Кислицкий, насупившись, замолчал, видимо, ему нечего было ответить на кухаркину сентенцию либо просто наскучило возражать. Стало слышно, как похрустывает на зубах у чаевников сахар «молво» и гудит ведерный самовар.
Кошка сидела на подоконнике и тоже, казалось, о чем-то думала, наверное, о мышах.
Хоть и воскресный день выдался, и работать было грешно, все же хозяйка велела Мухе выбить половики. Мальчик сгреб их в охапку, вытащил во двор, повесил на веревку, протянутую от забора до каретного сарая, и с час ожесточенно лупил лопатой. Затем поступило распоряжение вычистить самовар, после – подмести черную лестницу, натаскать воды из водовозки, остановившейся у ворот, поправить обвалившуюся поленницу в дровяном сарае, приготовить раствор нашатыря для столового серебра, наконец, вынести помойный ушат и опорожнить его непременно в соседской выгребной яме, что во втором дворе. Других приказаний не было, и, таким образом, у Мухи образовался какой-никакой досуг. Сначала он хотел идти на кухню рисовать кошку и даже открыл способ изобразить животное помимо злополучного карандаша: нужно было развести слюной печную сажу и рисовать ею при помощи тонкой палочки из лучины, – но потом передумал и решил посудачить со старшим дворником Степаном Петровым, которого он крепко уважал за рассудительность и каверзные слова. Мальчик отправился за ворота, сел на скамейку рядом с дворником и вздохнул. Степан сунул ему в ладонь пригоршню жареных подсолнухов и тоже вздохнул, но по-стариковски, как бы с устатку жить.
– Вот нынче первый день весны, – заговорил дворник, – скоро птицы прилетят, глазом не успеешь моргнуть, как снег сойдет, листочки вылупятся, и наступит на земле рай… Который год наблюдаю я это коловращение, ажно подумать страшно, и все не надивлюсь на Божий мир, на премудрость его устройства! Своим чередом зима, своим чередом лето, и всякое-то лыко в строку, и всякая-то вещь понимает свою судьбу.
Прошел посреди улицы мастеровой, законно пьяный по случаю воскресенья, волоча за собой по брусчатке распустившуюся гармонику, которая время от времени попискивала, как живая.
– Скажи, дед, – обратился к дворнику мальчик Муха, – как по-твоему, про что думает этот мастеровой?
– А бог его знает, наверное, ни про что. У пьяного человека одна катавасия в голове, считай, что рассудка нет. Бог дал человеку мозги, чтобы он, значит, удивлялся и ликовал, а он, злодей, только и знает, как бы залить глаза. Вот опять же возьми нашего жильца: ты, брат, не пей вина, аккуратно ходи в должность, и помаленьку в тебе отойдет душа. На трезвую-то голову скорее сообразишь, что жизнь – занятие очень даже стоящее, и это не она тебя затирает, а ты ее. Я вот только никак не возьму в толк: почему собаки пьяных не любят, а Бог бережет?
– Тоже, поди, жалко, – предположил Муха.
– Может быть, что и так. Но ты все равно, малый, смотри: как вырастешь, чтобы этих ошаление внушающих напитков – ни на зубок!
– Нет, дед, я пьяницей ни за что не буду, потому что мне с детства нравится рассуждать. Вот гляжу на человека и рассуждаю: о чем, например, он думает про себя?
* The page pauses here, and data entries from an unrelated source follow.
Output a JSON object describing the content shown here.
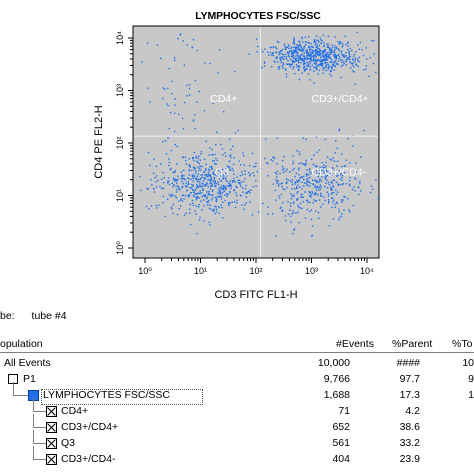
{
  "plot": {
    "title": "LYMPHOCYTES FSC/SSC",
    "x_axis_label": "CD3 FITC FL1-H",
    "y_axis_label": "CD4 PE FL2-H"
  },
  "chart_data": {
    "type": "scatter",
    "title": "LYMPHOCYTES FSC/SSC",
    "xlabel": "CD3 FITC FL1-H",
    "ylabel": "CD4 PE FL2-H",
    "x_scale": "log",
    "y_scale": "log",
    "xlim": [
      1,
      10000
    ],
    "ylim": [
      1,
      10000
    ],
    "x_ticks": [
      {
        "value": 1,
        "label": "10⁰"
      },
      {
        "value": 10,
        "label": "10¹"
      },
      {
        "value": 100,
        "label": "10²"
      },
      {
        "value": 1000,
        "label": "10³"
      },
      {
        "value": 10000,
        "label": "10⁴"
      }
    ],
    "y_ticks": [
      {
        "value": 1,
        "label": "10⁰"
      },
      {
        "value": 10,
        "label": "10¹"
      },
      {
        "value": 100,
        "label": "10²"
      },
      {
        "value": 1000,
        "label": "10³"
      },
      {
        "value": 10000,
        "label": "10⁴"
      }
    ],
    "grid": false,
    "background": "#c8c8c8",
    "point_color": "#1e6fe8",
    "quadrant_line_color": "#f0f0f0",
    "quadrant_x": 120,
    "quadrant_y": 135,
    "quadrants": [
      {
        "label": "CD4+",
        "x": 15,
        "y": 600
      },
      {
        "label": "CD3+/CD4+",
        "x": 1000,
        "y": 600
      },
      {
        "label": "Q3",
        "x": 18,
        "y": 24
      },
      {
        "label": "CD3+/CD4-",
        "x": 1000,
        "y": 24
      }
    ],
    "clusters": [
      {
        "region": "CD3+/CD4+",
        "center": [
          1050,
          4600
        ],
        "spread": [
          0.22,
          0.08
        ]
      },
      {
        "region": "Q3",
        "center": [
          12,
          17
        ],
        "spread": [
          0.22,
          0.15
        ]
      },
      {
        "region": "CD3+/CD4-",
        "center": [
          1100,
          16
        ],
        "spread": [
          0.22,
          0.18
        ]
      },
      {
        "region": "CD4+",
        "center": [
          5,
          1200
        ],
        "spread": [
          0.18,
          0.35
        ]
      }
    ]
  },
  "analysis": {
    "tube_label": "be:",
    "tube_value": "tube #4",
    "columns": [
      "opulation",
      "#Events",
      "%Parent",
      "%To"
    ],
    "rows": [
      {
        "name": "All Events",
        "events": "10,000",
        "parent": "####",
        "total": "10",
        "marker": "none",
        "level": 0
      },
      {
        "name": "P1",
        "events": "9,766",
        "parent": "97.7",
        "total": "9",
        "marker": "box",
        "level": 1
      },
      {
        "name": "LYMPHOCYTES FSC/SSC",
        "events": "1,688",
        "parent": "17.3",
        "total": "1",
        "marker": "swatch",
        "level": 2
      },
      {
        "name": "CD4+",
        "events": "71",
        "parent": "4.2",
        "total": "",
        "marker": "xbox",
        "level": 3
      },
      {
        "name": "CD3+/CD4+",
        "events": "652",
        "parent": "38.6",
        "total": "",
        "marker": "xbox",
        "level": 3
      },
      {
        "name": "Q3",
        "events": "561",
        "parent": "33.2",
        "total": "",
        "marker": "xbox",
        "level": 3
      },
      {
        "name": "CD3+/CD4-",
        "events": "404",
        "parent": "23.9",
        "total": "",
        "marker": "xbox",
        "level": 3
      }
    ]
  }
}
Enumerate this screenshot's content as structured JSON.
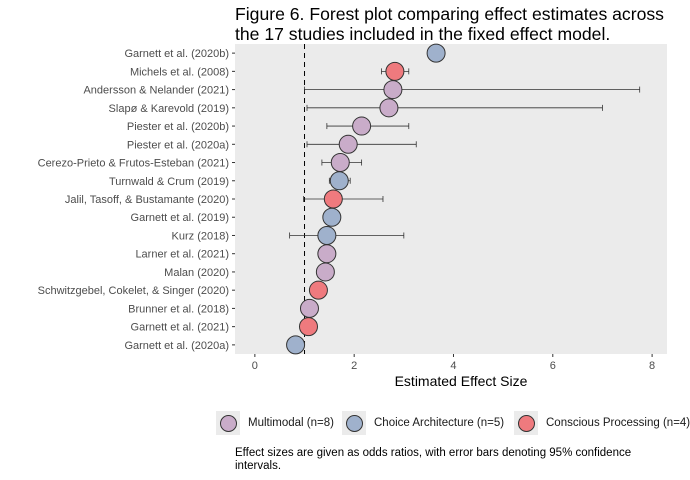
{
  "chart_data": {
    "type": "forest",
    "title": "Figure 6. Forest plot comparing effect estimates across\nthe 17 studies included in the fixed effect model.",
    "xlabel": "Estimated Effect Size",
    "xlim": [
      -0.4,
      8.3
    ],
    "x_ticks": [
      "0",
      "2",
      "4",
      "6",
      "8"
    ],
    "reference_line": 1,
    "grid": false,
    "legend_position": "bottom",
    "colors": {
      "Multimodal": "#c9acc9",
      "Choice Architecture": "#9fb1cc",
      "Conscious Processing": "#ef7a7e"
    },
    "legend": [
      {
        "group": "Multimodal",
        "label": "Multimodal (n=8)"
      },
      {
        "group": "Choice Architecture",
        "label": "Choice Architecture (n=5)"
      },
      {
        "group": "Conscious Processing",
        "label": "Conscious Processing (n=4)"
      }
    ],
    "studies": [
      {
        "name": "Garnett et al. (2020b)",
        "estimate": 3.65,
        "lower": 3.6,
        "upper": 3.7,
        "group": "Choice Architecture"
      },
      {
        "name": "Michels et al. (2008)",
        "estimate": 2.82,
        "lower": 2.55,
        "upper": 3.1,
        "group": "Conscious Processing"
      },
      {
        "name": "Andersson & Nelander (2021)",
        "estimate": 2.78,
        "lower": 1.0,
        "upper": 7.75,
        "group": "Multimodal"
      },
      {
        "name": "Slapø & Karevold (2019)",
        "estimate": 2.7,
        "lower": 1.05,
        "upper": 7.0,
        "group": "Multimodal"
      },
      {
        "name": "Piester et al. (2020b)",
        "estimate": 2.15,
        "lower": 1.45,
        "upper": 3.1,
        "group": "Multimodal"
      },
      {
        "name": "Piester et al. (2020a)",
        "estimate": 1.88,
        "lower": 1.05,
        "upper": 3.25,
        "group": "Multimodal"
      },
      {
        "name": "Cerezo-Prieto & Frutos-Esteban (2021)",
        "estimate": 1.72,
        "lower": 1.35,
        "upper": 2.15,
        "group": "Multimodal"
      },
      {
        "name": "Turnwald & Crum (2019)",
        "estimate": 1.7,
        "lower": 1.5,
        "upper": 1.92,
        "group": "Choice Architecture"
      },
      {
        "name": "Jalil, Tasoff, & Bustamante (2020)",
        "estimate": 1.58,
        "lower": 0.98,
        "upper": 2.58,
        "group": "Conscious Processing"
      },
      {
        "name": "Garnett et al. (2019)",
        "estimate": 1.55,
        "lower": 1.45,
        "upper": 1.65,
        "group": "Choice Architecture"
      },
      {
        "name": "Kurz (2018)",
        "estimate": 1.45,
        "lower": 0.7,
        "upper": 3.0,
        "group": "Choice Architecture"
      },
      {
        "name": "Larner et al. (2021)",
        "estimate": 1.45,
        "lower": 1.4,
        "upper": 1.5,
        "group": "Multimodal"
      },
      {
        "name": "Malan (2020)",
        "estimate": 1.42,
        "lower": 1.35,
        "upper": 1.5,
        "group": "Multimodal"
      },
      {
        "name": "Schwitzgebel, Cokelet, & Singer (2020)",
        "estimate": 1.28,
        "lower": 1.15,
        "upper": 1.42,
        "group": "Conscious Processing"
      },
      {
        "name": "Brunner et al. (2018)",
        "estimate": 1.1,
        "lower": 0.98,
        "upper": 1.22,
        "group": "Multimodal"
      },
      {
        "name": "Garnett et al. (2021)",
        "estimate": 1.08,
        "lower": 1.0,
        "upper": 1.15,
        "group": "Conscious Processing"
      },
      {
        "name": "Garnett et al. (2020a)",
        "estimate": 0.82,
        "lower": 0.75,
        "upper": 0.9,
        "group": "Choice Architecture"
      }
    ],
    "caption": "Effect sizes are given as odds ratios, with error bars denoting 95% confidence intervals."
  }
}
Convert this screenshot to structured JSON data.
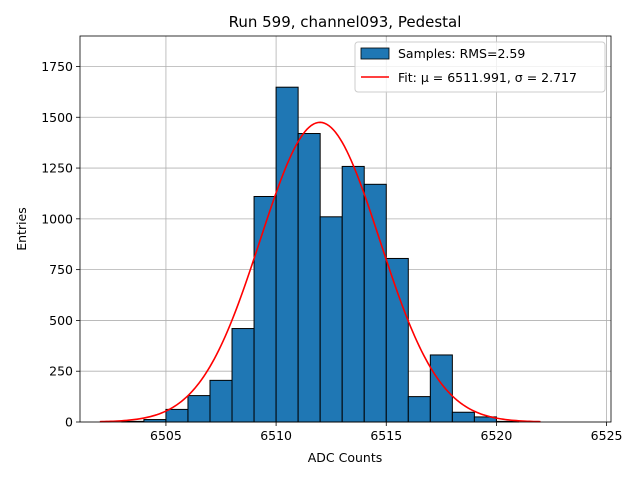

– Это правильно, ты вникай.
Прогрохотал по мостовой обоз ломовых извозчиков, перевозивших куда-то горы старой мебели, запакованные в рогожу, потом со стороны Малой Садовой показалась полурота гвардейских саперов в синих французских кепи, на которую любопытно было бы поглазеть, как вдруг со двора раздался голос кухарки Нюши; мальчик поднялся со скамейки и неохотно пошел на зов.
Оказалось, что от хозяина Дефкина вышло распоряжение: отнести к Поцелуеву мосту четыре фунта говядины и записку. Муха повязал поверх шапки хозяйский башлык, взял в руки небольшую корзину с мясом, завернутым в синюю сахарную бумагу, и отправился со двора.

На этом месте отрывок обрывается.